Vortex Bay is a soft peak east of the boat ramp that sometimes breaks on low tide, when the swell is too large for the main three points.

Manu Bay (also known as The Point) is a world famous surfing site as it was brought to international attention in 1966 when it was featured in the movie ‘Endless Summer’.  Manu Bay also featured in another movie in 2010, ‘Last Paradise’.  Breaking over a boulder bottom for a distance of about 300m; this long, consistent left hand point break ranges from 2ft to 8ft and has alternate hollow and wall sections, occasional barrels and is usually about two-thirds the size of Indicators.

Whale Bay is a left hand point break that has two sections; an inside hollow section up to about 4ft that breaks very close to the rocks, and an outside, slower section from 4ft up. Breaks range up to 200m in length, from about 2ft to 6ft+.

There is a rumour that Whale Bay can link up with Manu Bay, but only on very large swells.  This would make a potential ride of up to 2 km from the top of Indicators to Manu Bay, which locals say has only ever been achieved once!

Indicators is another left hand point break that picks up a lot of swell and is very consistent, breaking for up to 600m and ranging from 2ft to 10ft+. It is a long-walled, fast wave with barrels, particularly on the low tide when it gets very shallow. On mega-sized swells, waves can link up with Whale Bay.

After checking out the crowded surf at Manu Bay, we drove to the next surf break, Whale Bay.  This was also crowded, but not nearly as bad and Indicators looked good.

Indicators
So the guys changed into their wetsuits, grabbed their boards and we made our way along the path and rocky shore towards Indicators.  Heading outI found a fairly sheltered spot on the rocks and made myself as comfortable as could be, so that I could sit and take photos of the guys surfing.  The air was still chilly and once I’d lost sight of them in the distance (there were too many silhouetted surfers in the water to try make out who was who) I gave up and headed back to the warmth of the car, as by then, my hands and feet had gone numb with cold!
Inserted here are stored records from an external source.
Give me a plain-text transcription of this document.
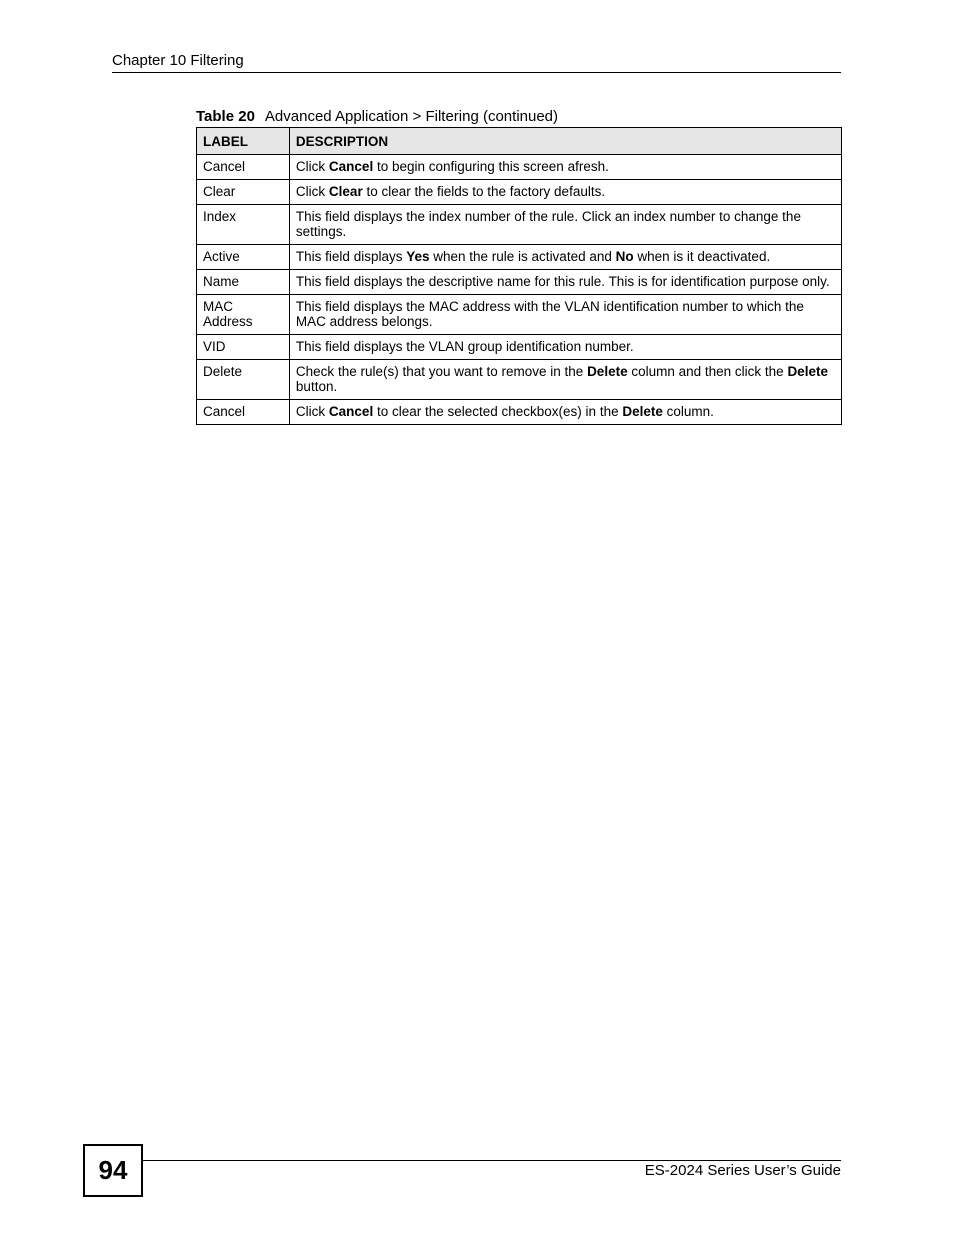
Chapter 10 Filtering
Table 20 Advanced Application > Filtering (continued)
LABEL	DESCRIPTION
Cancel	Click Cancel to begin configuring this screen afresh.
Clear	Click Clear to clear the fields to the factory defaults.
Index	This field displays the index number of the rule. Click an index number to change the settings.
Active	This field displays Yes when the rule is activated and No when is it deactivated.
Name	This field displays the descriptive name for this rule. This is for identification purpose only.
MAC Address	This field displays the MAC address with the VLAN identification number to which the MAC address belongs.
VID	This field displays the VLAN group identification number.
Delete	Check the rule(s) that you want to remove in the Delete column and then click the Delete button.
Cancel	Click Cancel to clear the selected checkbox(es) in the Delete column.
94	ES-2024 Series User’s Guide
Paddling out First wave of the day

The guys surfed for about an hour and a half at Indicators before we headed back to Manu Bay to see if some of the madness had died down.  This time there were no vacant parking bays and we ended up in the gravel parking lot on top of the hill overlooking the break, which turned out to be the perfect spot to sit and have a snack while watching the locals surfing.

In an attempt to warm up a little before the second surf of the day, we drove back to the little town of Raglan and did some exploring.

Harbour mouth
Raglan Harbour was originally known as Whaingaroa (long inlet), but has since taken the name of the small town of Raglan on its southern shore.  The harbour covers 35 km2, has 220 km of coastline and a catchment area covering 525 km2.  It runs 12 km inland from the entrance and for the most part is less than 2 km wide.  The port, which shelters fishing boats and handles some coastal shipping, is small, mainly because a sand bar blocks the harbour entrance.  To the south of this entrance, rises the extinct volcano, Karioi.

Raglan Harbour

We headed back to Whale Bay and the guys paddled out at Indicators for their last surf, before the long drive back to Auckland.  The weather didn’t play along and it never reached the predicted warm, sunny 17°C.  The sun remained hidden behind an overcast sky and true to Murphy’s Law, there was even a sudden downpour, but the rain cleared up after about 15 minutes; the clouds began to part and the sun finally came out as we were packing up to leave!

Even if the weather wasn’t so great, it was a fun day-trip;  I managed to get a few nice photos and the guys finally got to surf “Raglan”, so the long drive was definitely worth it!